In desperate bids to kick the habit Nikki tried a number of slimming clubs but failed them all because they allowed her access to sugar.

In September, Nikki was diagnosed as a sugar junkie by Anna Mason, boss of The Healthy Employee, who aim to improve eating habits in the workplace.

She was then placed on a daily diet of: breakfast, oatcakes with hummous; lunch, chicken with salad; snack, natural yoghurt sprinkled with raisins and nuts; dinner, homemade spaghetti bolognese sauce with salad.
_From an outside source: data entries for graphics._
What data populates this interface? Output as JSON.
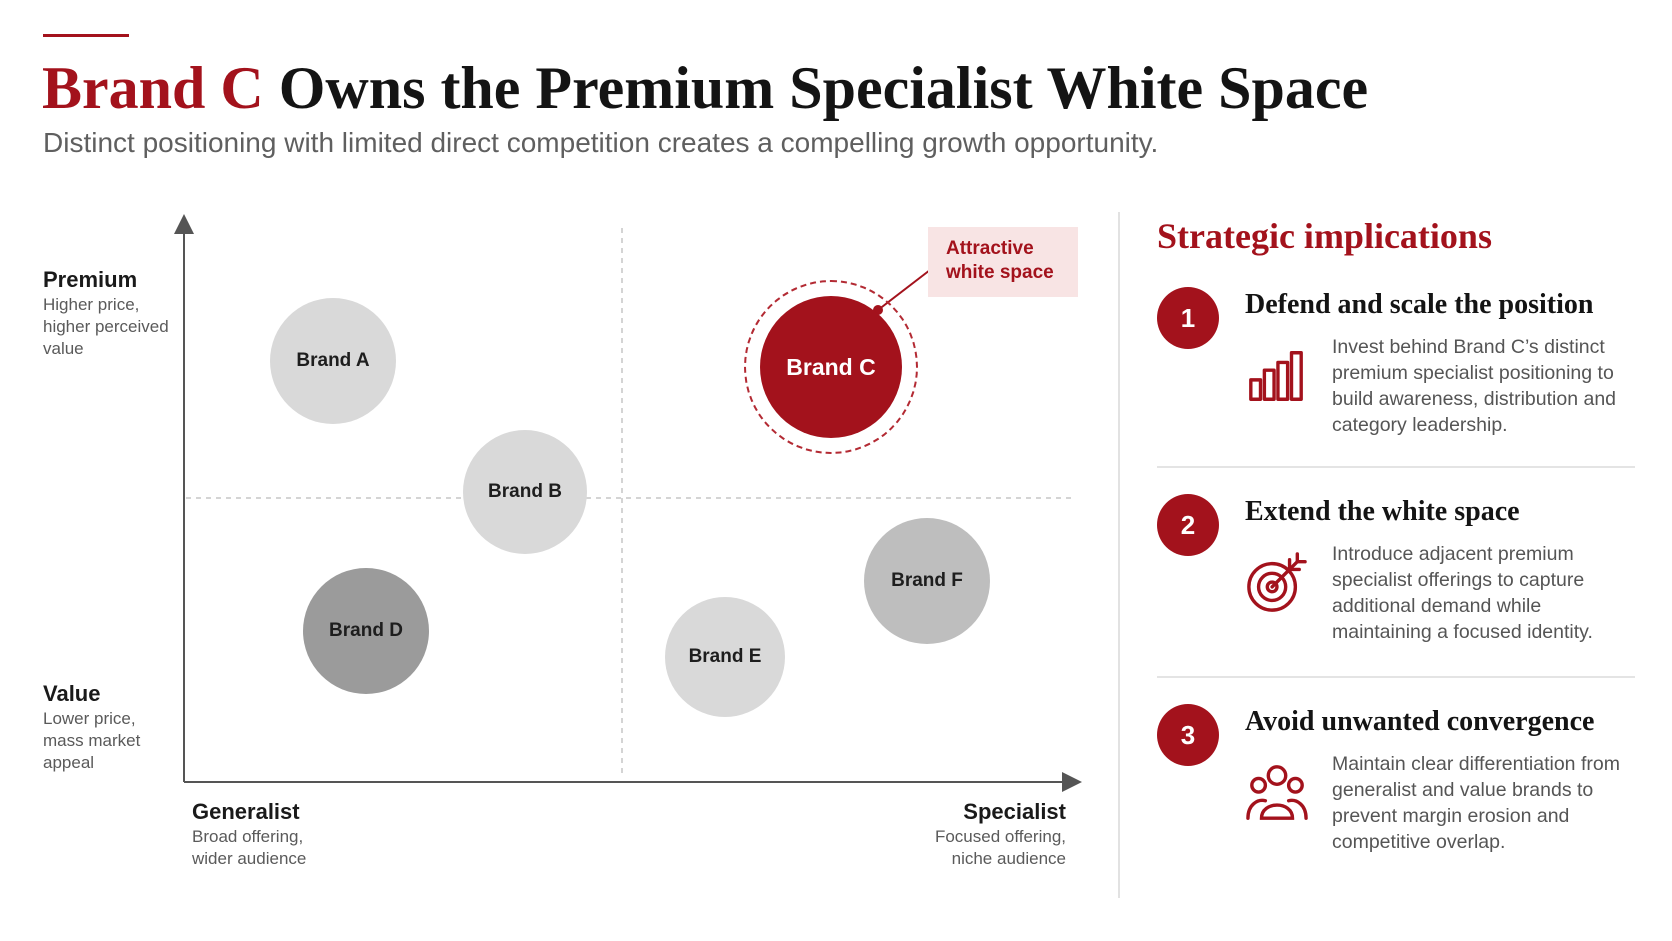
{
  "header": {
    "title_highlight": "Brand C",
    "title_rest": " Owns the Premium Specialist White Space",
    "subtitle": "Distinct positioning with limited direct competition creates a compelling growth opportunity."
  },
  "map": {
    "y_axis": {
      "top_label": "Premium",
      "top_desc": "Higher price, higher perceived value",
      "bottom_label": "Value",
      "bottom_desc": "Lower price, mass market appeal"
    },
    "x_axis": {
      "left_label": "Generalist",
      "left_desc": "Broad offering, wider audience",
      "right_label": "Specialist",
      "right_desc": "Focused offering, niche audience"
    },
    "brands": [
      {
        "name": "Brand A",
        "tone": "light"
      },
      {
        "name": "Brand B",
        "tone": "light"
      },
      {
        "name": "Brand C",
        "tone": "brand-c"
      },
      {
        "name": "Brand D",
        "tone": "dark"
      },
      {
        "name": "Brand E",
        "tone": "light"
      },
      {
        "name": "Brand F",
        "tone": "mid"
      }
    ],
    "callout": "Attractive white space",
    "colors": {
      "accent": "#a3121c",
      "callout_bg": "#f8e4e4"
    }
  },
  "implications": {
    "title": "Strategic implications",
    "items": [
      {
        "number": "1",
        "title": "Defend and scale the position",
        "body": "Invest behind Brand C’s distinct premium specialist positioning to build awareness, distribution and category leadership.",
        "icon": "bar-chart-icon"
      },
      {
        "number": "2",
        "title": "Extend the white space",
        "body": "Introduce adjacent premium specialist offerings to capture additional demand while maintaining a focused identity.",
        "icon": "target-icon"
      },
      {
        "number": "3",
        "title": "Avoid unwanted convergence",
        "body": "Maintain clear differentiation from generalist and value brands to prevent margin erosion and competitive overlap.",
        "icon": "people-icon"
      }
    ]
  }
}
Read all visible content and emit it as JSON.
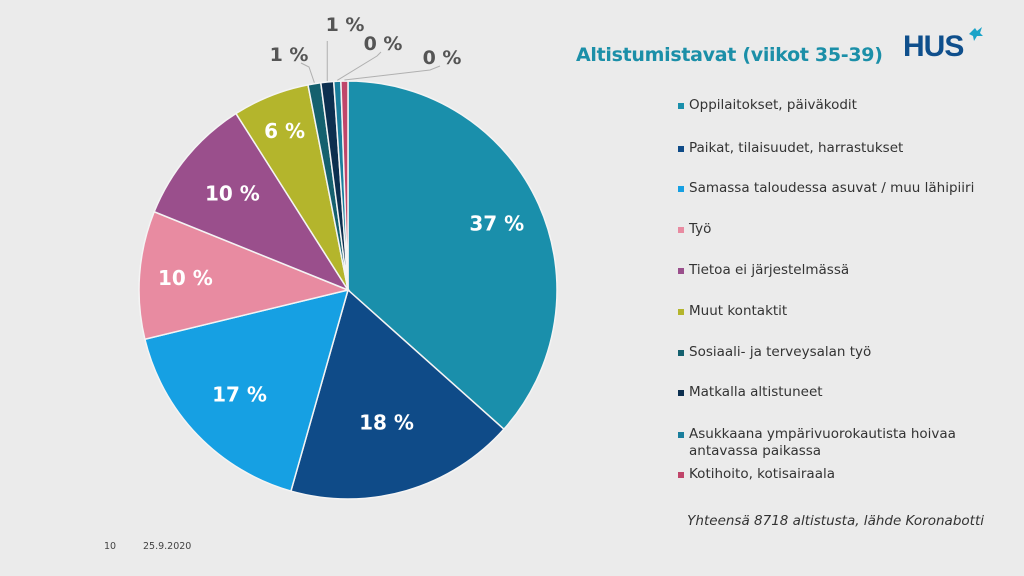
{
  "chart_data": {
    "type": "pie",
    "title": "Altistumistavat (viikot 35-39)",
    "start": "top",
    "direction": "clockwise",
    "categories": [
      "Oppilaitokset, päiväkodit",
      "Paikat, tilaisuudet, harrastukset",
      "Samassa taloudessa asuvat / muu lähipiiri",
      "Työ",
      "Tietoa ei järjestelmässä",
      "Muut kontaktit",
      "Sosiaali- ja terveysalan työ",
      "Matkalla altistuneet",
      "Asukkaana ympärivuorokautista hoivaa antavassa paikassa",
      "Kotihoito, kotisairaala"
    ],
    "values": [
      37,
      18,
      17,
      10,
      10,
      6,
      1,
      1,
      0,
      0
    ],
    "labels": [
      "37 %",
      "18 %",
      "17 %",
      "10 %",
      "10 %",
      "6 %",
      "1 %",
      "1 %",
      "0 %",
      "0 %"
    ],
    "colors": [
      "#1a8fab",
      "#0f4b88",
      "#16a0e3",
      "#e88ba1",
      "#9a4f8c",
      "#b4b52c",
      "#14606e",
      "#0c2f4f",
      "#1a7e9c",
      "#c0456a"
    ],
    "legend_position": "right",
    "unit": "%"
  },
  "header": {
    "title": "Altistumistavat (viikot 35-39)",
    "logo": "HUS"
  },
  "note": "Yhteensä 8718 altistusta, lähde Koronabotti",
  "footer": {
    "page": "10",
    "date": "25.9.2020"
  }
}
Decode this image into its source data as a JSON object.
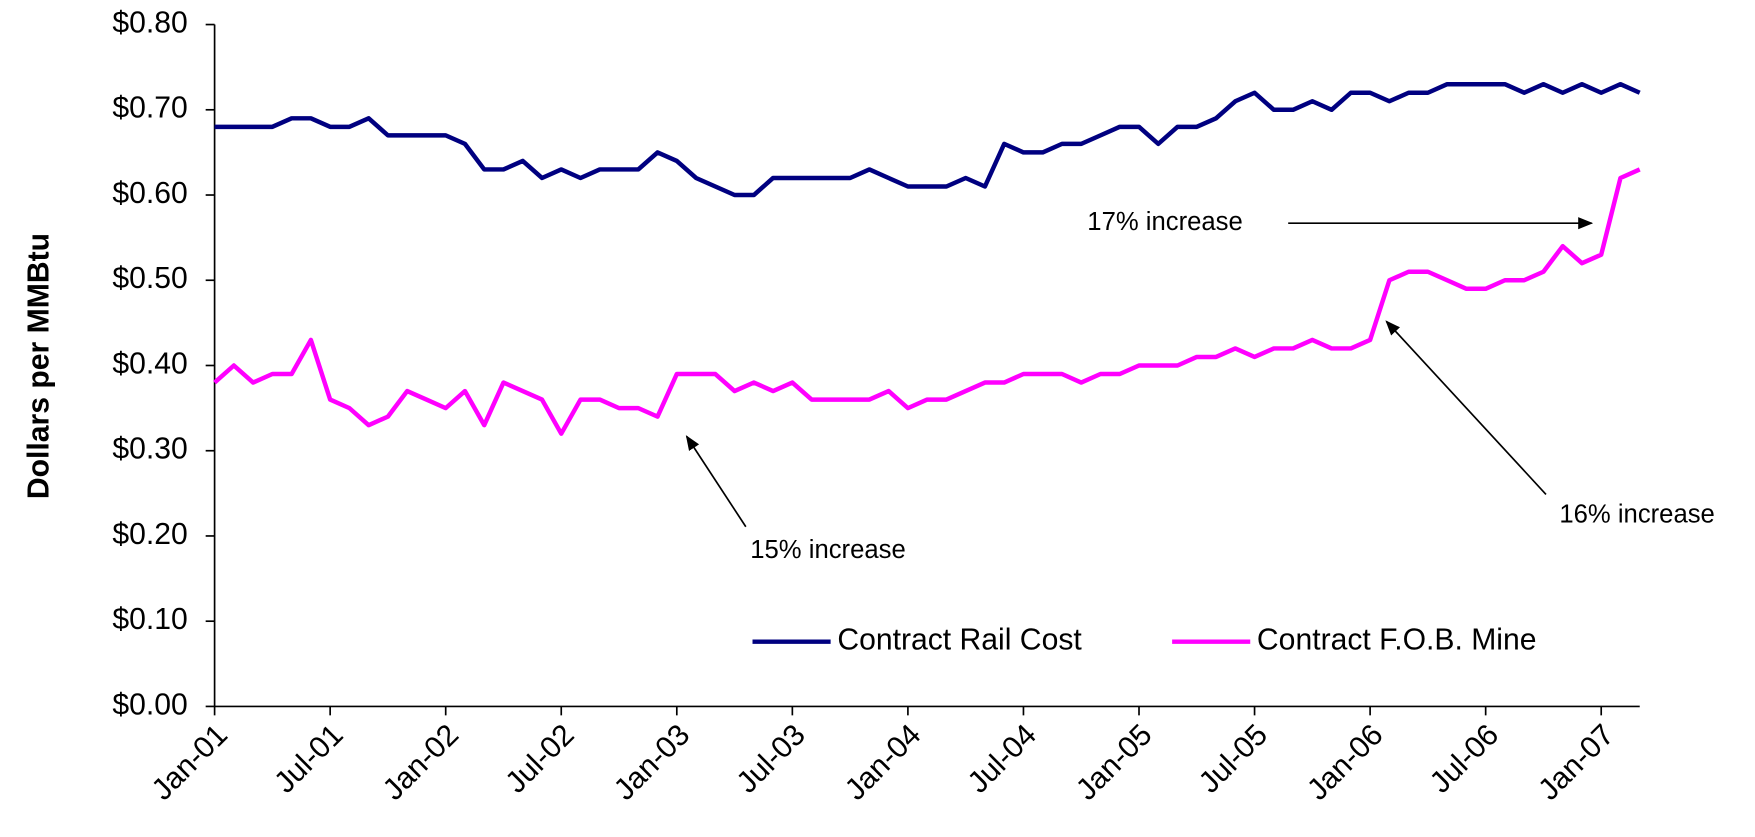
{
  "chart_data": {
    "type": "line",
    "y_label": "Dollars per MMBtu",
    "categories": [
      "Jan-01",
      null,
      null,
      null,
      null,
      null,
      "Jul-01",
      null,
      null,
      null,
      null,
      null,
      "Jan-02",
      null,
      null,
      null,
      null,
      null,
      "Jul-02",
      null,
      null,
      null,
      null,
      null,
      "Jan-03",
      null,
      null,
      null,
      null,
      null,
      "Jul-03",
      null,
      null,
      null,
      null,
      null,
      "Jan-04",
      null,
      null,
      null,
      null,
      null,
      "Jul-04",
      null,
      null,
      null,
      null,
      null,
      "Jan-05",
      null,
      null,
      null,
      null,
      null,
      "Jul-05",
      null,
      null,
      null,
      null,
      null,
      "Jan-06",
      null,
      null,
      null,
      null,
      null,
      "Jul-06",
      null,
      null,
      null,
      null,
      null,
      "Jan-07",
      null,
      null
    ],
    "series": [
      {
        "name": "Contract Rail Cost",
        "color": "#000080",
        "values": [
          0.68,
          0.68,
          0.68,
          0.68,
          0.69,
          0.69,
          0.68,
          0.68,
          0.69,
          0.67,
          0.67,
          0.67,
          0.67,
          0.66,
          0.63,
          0.63,
          0.64,
          0.62,
          0.63,
          0.62,
          0.63,
          0.63,
          0.63,
          0.65,
          0.64,
          0.62,
          0.61,
          0.6,
          0.6,
          0.62,
          0.62,
          0.62,
          0.62,
          0.62,
          0.63,
          0.62,
          0.61,
          0.61,
          0.61,
          0.62,
          0.61,
          0.66,
          0.65,
          0.65,
          0.66,
          0.66,
          0.67,
          0.68,
          0.68,
          0.66,
          0.68,
          0.68,
          0.69,
          0.71,
          0.72,
          0.7,
          0.7,
          0.71,
          0.7,
          0.72,
          0.72,
          0.71,
          0.72,
          0.72,
          0.73,
          0.73,
          0.73,
          0.73,
          0.72,
          0.73,
          0.72,
          0.73,
          0.72,
          0.73,
          0.72
        ]
      },
      {
        "name": "Contract F.O.B. Mine",
        "color": "#ff00ff",
        "values": [
          0.38,
          0.4,
          0.38,
          0.39,
          0.39,
          0.43,
          0.36,
          0.35,
          0.33,
          0.34,
          0.37,
          0.36,
          0.35,
          0.37,
          0.33,
          0.38,
          0.37,
          0.36,
          0.32,
          0.36,
          0.36,
          0.35,
          0.35,
          0.34,
          0.39,
          0.39,
          0.39,
          0.37,
          0.38,
          0.37,
          0.38,
          0.36,
          0.36,
          0.36,
          0.36,
          0.37,
          0.35,
          0.36,
          0.36,
          0.37,
          0.38,
          0.38,
          0.39,
          0.39,
          0.39,
          0.38,
          0.39,
          0.39,
          0.4,
          0.4,
          0.4,
          0.41,
          0.41,
          0.42,
          0.41,
          0.42,
          0.42,
          0.43,
          0.42,
          0.42,
          0.43,
          0.5,
          0.51,
          0.51,
          0.5,
          0.49,
          0.49,
          0.5,
          0.5,
          0.51,
          0.54,
          0.52,
          0.53,
          0.62,
          0.63
        ]
      }
    ],
    "ylim": [
      0,
      0.8
    ],
    "yticks": [
      {
        "value": 0,
        "label": "$0.00"
      },
      {
        "value": 0.1,
        "label": "$0.10"
      },
      {
        "value": 0.2,
        "label": "$0.20"
      },
      {
        "value": 0.3,
        "label": "$0.30"
      },
      {
        "value": 0.4,
        "label": "$0.40"
      },
      {
        "value": 0.5,
        "label": "$0.50"
      },
      {
        "value": 0.6,
        "label": "$0.60"
      },
      {
        "value": 0.7,
        "label": "$0.70"
      },
      {
        "value": 0.8,
        "label": "$0.80"
      }
    ],
    "annotations": [
      "15% increase",
      "16% increase",
      "17% increase"
    ]
  }
}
Over the coming months she slimmed down to 8st 7lbs and slowly began to feel much healthier.

Nikki added:  “It was torture at first. I’ve never been on drugs but when I was coming off the sugar it really was like going cold turkey I guess from something like cocaine – I didn’t think I could do it.

“It was only then I realised how bad the addiction had got.

“During a trip to the theatre I had, on one side, a friend eating jellies and on the other side a friend eating chocolate buttons.

“Everywhere I looked there were people eating bags of sweets, ice creams and drinking fizzy drinks.

“I felt like I’d hit rock bottom and I was on the verge of tears throughout the performance.

“The cravings have been terrible, I really would have given up thinking it wasn’t normal if I didn’t have the support.

“It has been awful. I’ve been snappy, tired – I could hardly move. I like running and I couldn’t believe the effect that ditching sugar would have in the first few weeks.

“I always run three miles three mornings a week.

“But during the first week of giving up sugar I couldn’t even run one mile without feeling like I was going to pass out.

“After about four weeks my body began to adjust and now I’m running faster than ever and I’m slimmer than ever.

“But I’m not in the clear yet – I am still a recovering sugar addict and I want to lose more weight.

“My goal is to weigh 8st and to be a size 8. That’s when I’ll really know I’m clean.”

Mrs Mason, from the Stratford-based company, believes the country’s infatuation with processed food is the cause of the growing sugar crisis.

She said: “We are hooked on processed food, but really we’re hooked on sugar. It’s a modern phenomena.

“People suffer headaches and cravings that can reduce them to tears because of areas of the brain that demand a sugar fix.

“Sugar is possibly more powerful than any opiates and we are surrounded by the stuff.”

* Just last week, a group of eminent doctors and academics insisted that food manufacturers must reduce the level of sugar in processed foods by up to 30 per cent to halt a wave of disease and death.

They said sugar is as addictive and dangerous as cigarettes, alcohol and cocaine.